Cultural diversity has always been par for the course in the Australian Young Entrepreneur Awards, not by design but based entirely on the merit of the successful ventures whose founders are shaping the way business is done in Australia and the world.
Finalists in the 2023 initiative clocked up almost $2 billion in revenue in FY23 and recorded $142 million in profit. That overall profitability for the cohort comes despite a prevalence of blitzscaling companies that are purposefully yet to break even as they reinvest aggressively to capture market share.
Companies in the 2023 awards have raised $820 million in external capital since founding, but that funding is highly concentrated and only pertains to a quarter of the finalists. The remaining three-quarters have funded organically, showing that bootstrapping is alive and well, including for Chan and Sim who also won the Health & Medicine category – their third time doing so.

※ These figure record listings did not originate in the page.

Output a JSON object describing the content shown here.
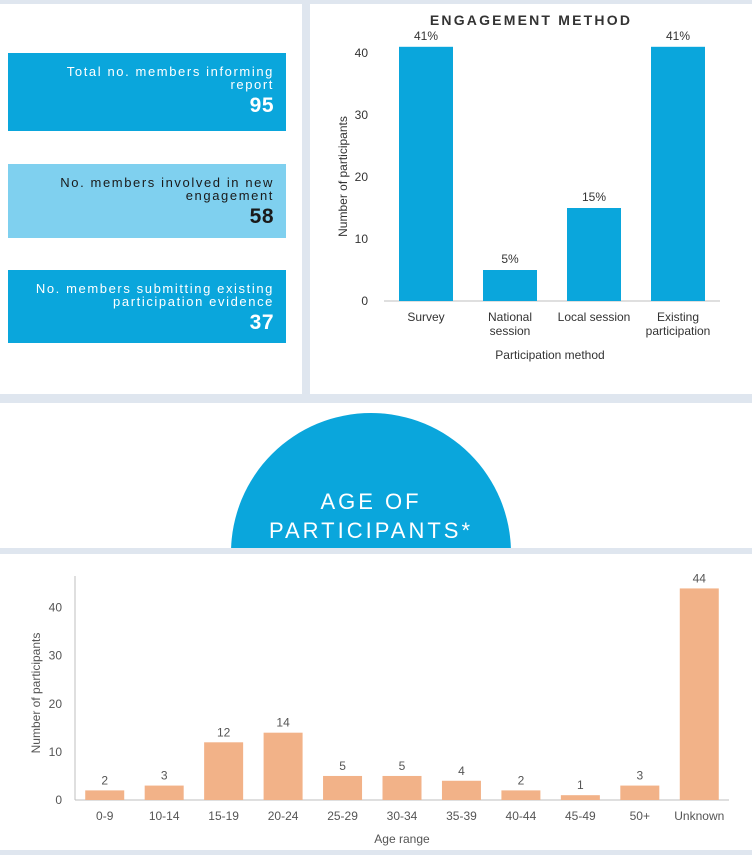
{
  "stats": [
    {
      "label": "Total no. members informing report",
      "value": "95"
    },
    {
      "label": "No. members involved in new engagement",
      "value": "58"
    },
    {
      "label": "No. members submitting existing participation evidence",
      "value": "37"
    }
  ],
  "colors": {
    "dark_blue": "#0aa6dc",
    "light_blue": "#7fd0ef",
    "orange": "#f2b288",
    "bar_label": "#555555"
  },
  "age_section": {
    "title_line1": "AGE OF",
    "title_line2": "PARTICIPANTS*"
  },
  "chart_data": [
    {
      "type": "bar",
      "title": "ENGAGEMENT METHOD",
      "xlabel": "Participation method",
      "ylabel": "Number of participants",
      "categories": [
        [
          "Survey"
        ],
        [
          "National",
          "session"
        ],
        [
          "Local session"
        ],
        [
          "Existing",
          "participation"
        ]
      ],
      "values": [
        41,
        5,
        15,
        41
      ],
      "data_labels": [
        "41%",
        "5%",
        "15%",
        "41%"
      ],
      "ylim": [
        0,
        45
      ],
      "yticks": [
        0,
        10,
        20,
        30,
        40
      ],
      "grid": false,
      "color": "#0aa6dc"
    },
    {
      "type": "bar",
      "title": "",
      "xlabel": "Age range",
      "ylabel": "Number of participants",
      "categories": [
        "0-9",
        "10-14",
        "15-19",
        "20-24",
        "25-29",
        "30-34",
        "35-39",
        "40-44",
        "45-49",
        "50+",
        "Unknown"
      ],
      "values": [
        2,
        3,
        12,
        14,
        5,
        5,
        4,
        2,
        1,
        3,
        44
      ],
      "ylim": [
        0,
        47
      ],
      "yticks": [
        0,
        10,
        20,
        30,
        40
      ],
      "grid": false,
      "color": "#f2b288"
    }
  ]
}
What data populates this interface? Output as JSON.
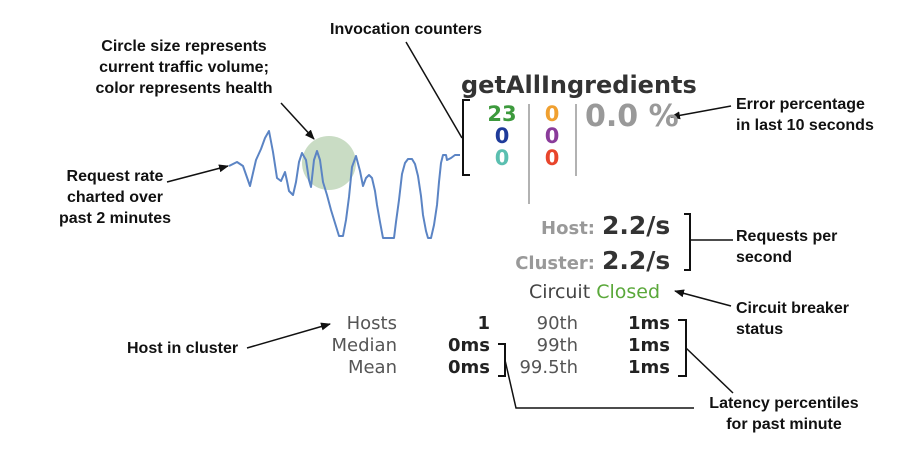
{
  "annotations": {
    "circle": [
      "Circle size represents",
      "current traffic volume;",
      "color represents health"
    ],
    "counters": "Invocation counters",
    "request_rate": [
      "Request rate",
      "charted over",
      "past 2 minutes"
    ],
    "error_pct": [
      "Error percentage",
      "in last 10 seconds"
    ],
    "rps": [
      "Requests per",
      "second"
    ],
    "breaker": [
      "Circuit breaker",
      "status"
    ],
    "hosts": "Host in cluster",
    "latency": [
      "Latency percentiles",
      "for past minute"
    ]
  },
  "command": {
    "name": "getAllIngredients",
    "counters": {
      "col1": [
        "23",
        "0",
        "0"
      ],
      "col2": [
        "0",
        "0",
        "0"
      ]
    },
    "counter_colors": {
      "col1": [
        "#3d9a3d",
        "#1f3b9a",
        "#5bbfb0"
      ],
      "col2": [
        "#f0a030",
        "#8a3b9a",
        "#e8452c"
      ]
    },
    "error_percent": "0.0 %",
    "host_label": "Host:",
    "host_rate": "2.2/s",
    "cluster_label": "Cluster:",
    "cluster_rate": "2.2/s",
    "circuit_label": "Circuit",
    "circuit_status": "Closed",
    "latency": {
      "left_labels": [
        "Hosts",
        "Median",
        "Mean"
      ],
      "left_values": [
        "1",
        "0ms",
        "0ms"
      ],
      "right_labels": [
        "90th",
        "99th",
        "99.5th"
      ],
      "right_values": [
        "1ms",
        "1ms",
        "1ms"
      ]
    }
  },
  "colors": {
    "sparkline": "#5b84c4",
    "health_circle": "#c9dcc4",
    "closed": "#5aa83a"
  }
}
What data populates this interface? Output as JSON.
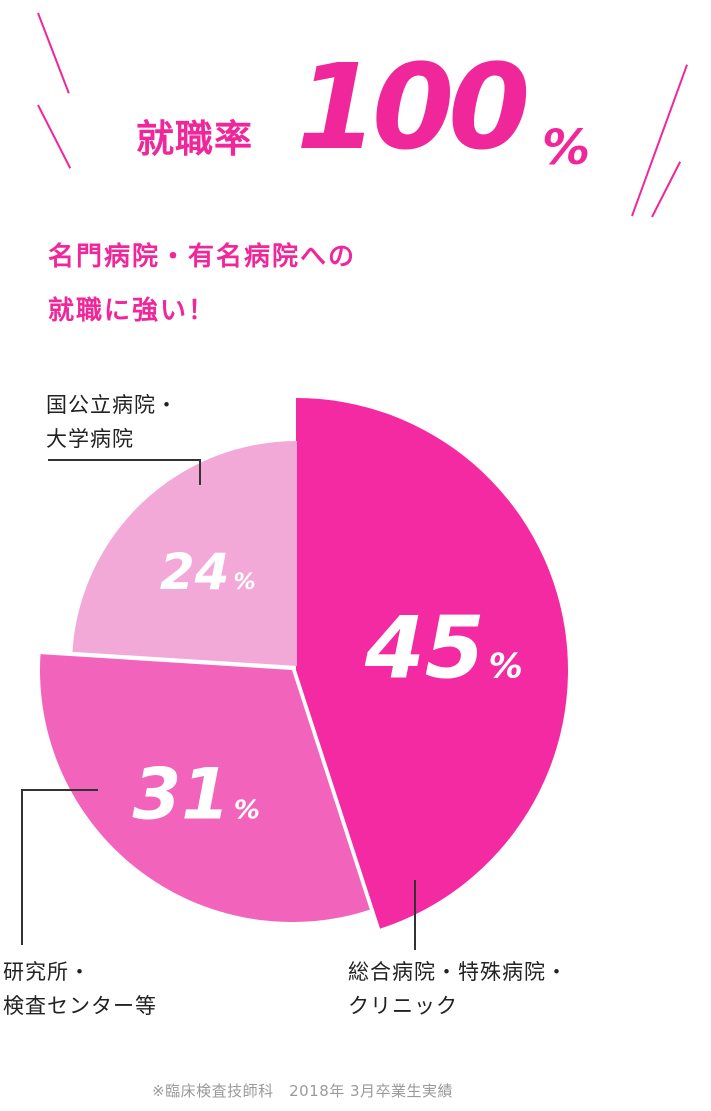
{
  "headline": {
    "label": "就職率",
    "value": "100",
    "unit": "%"
  },
  "subheading": {
    "line1": "名門病院・有名病院への",
    "line2": "就職に強い！"
  },
  "chart_data": {
    "type": "pie",
    "unit": "%",
    "slices": [
      {
        "label_line1": "総合病院・特殊病院・",
        "label_line2": "クリニック",
        "value": 45,
        "color": "#f42aa2"
      },
      {
        "label_line1": "研究所・",
        "label_line2": "検査センター等",
        "value": 31,
        "color": "#f264bc"
      },
      {
        "label_line1": "国公立病院・",
        "label_line2": "大学病院",
        "value": 24,
        "color": "#f3a9d7"
      }
    ]
  },
  "colors": {
    "accent": "#f0279a",
    "leader_line": "#333333",
    "footnote": "#9a9a9a"
  },
  "footnote": "※臨床検査技師科　2018年 3月卒業生実績"
}
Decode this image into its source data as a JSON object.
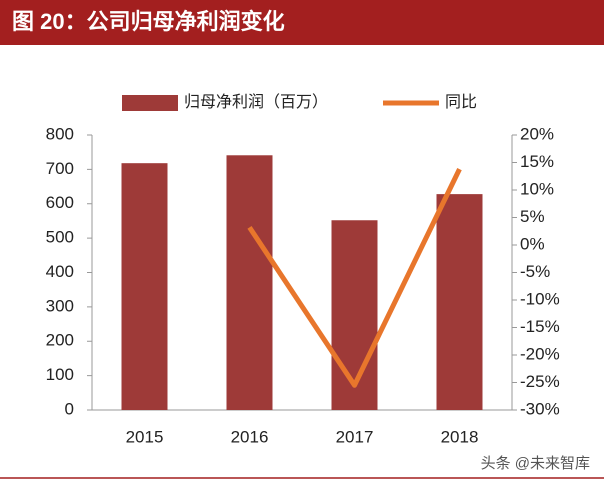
{
  "header": {
    "title": "图 20：公司归母净利润变化"
  },
  "chart_data": {
    "type": "combo",
    "categories": [
      "2015",
      "2016",
      "2017",
      "2018"
    ],
    "series": [
      {
        "name": "归母净利润（百万）",
        "type": "bar",
        "color": "#9e3a38",
        "values": [
          718,
          741,
          552,
          628
        ]
      },
      {
        "name": "同比",
        "type": "line",
        "axis": "y2",
        "color": "#e8762c",
        "values": [
          null,
          3.2,
          -25.5,
          13.8
        ]
      }
    ],
    "ylim": [
      0,
      800
    ],
    "yticks": [
      0,
      100,
      200,
      300,
      400,
      500,
      600,
      700,
      800
    ],
    "y2lim": [
      -30,
      20
    ],
    "y2ticks": [
      {
        "value": -30,
        "label": "-30%"
      },
      {
        "value": -25,
        "label": "-25%"
      },
      {
        "value": -20,
        "label": "-20%"
      },
      {
        "value": -15,
        "label": "-15%"
      },
      {
        "value": -10,
        "label": "-10%"
      },
      {
        "value": -5,
        "label": "-5%"
      },
      {
        "value": 0,
        "label": "0%"
      },
      {
        "value": 5,
        "label": "5%"
      },
      {
        "value": 10,
        "label": "10%"
      },
      {
        "value": 15,
        "label": "15%"
      },
      {
        "value": 20,
        "label": "20%"
      }
    ],
    "legend": "top"
  },
  "footer": {
    "watermark": "头条 @未来智库"
  }
}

In contrast, the Trailblazer winner – also from Melbourne – turned to public markets to raise capital at the start of this year. For Alexander Jannink, who co-founded AI-driven road safety technology company Acusensus (ASX: ACE), growth cannot come fast enough as every contract the company signs will hopefully mean fewer deaths in Australia and worldwide caused by distracted drivers on their smartphones.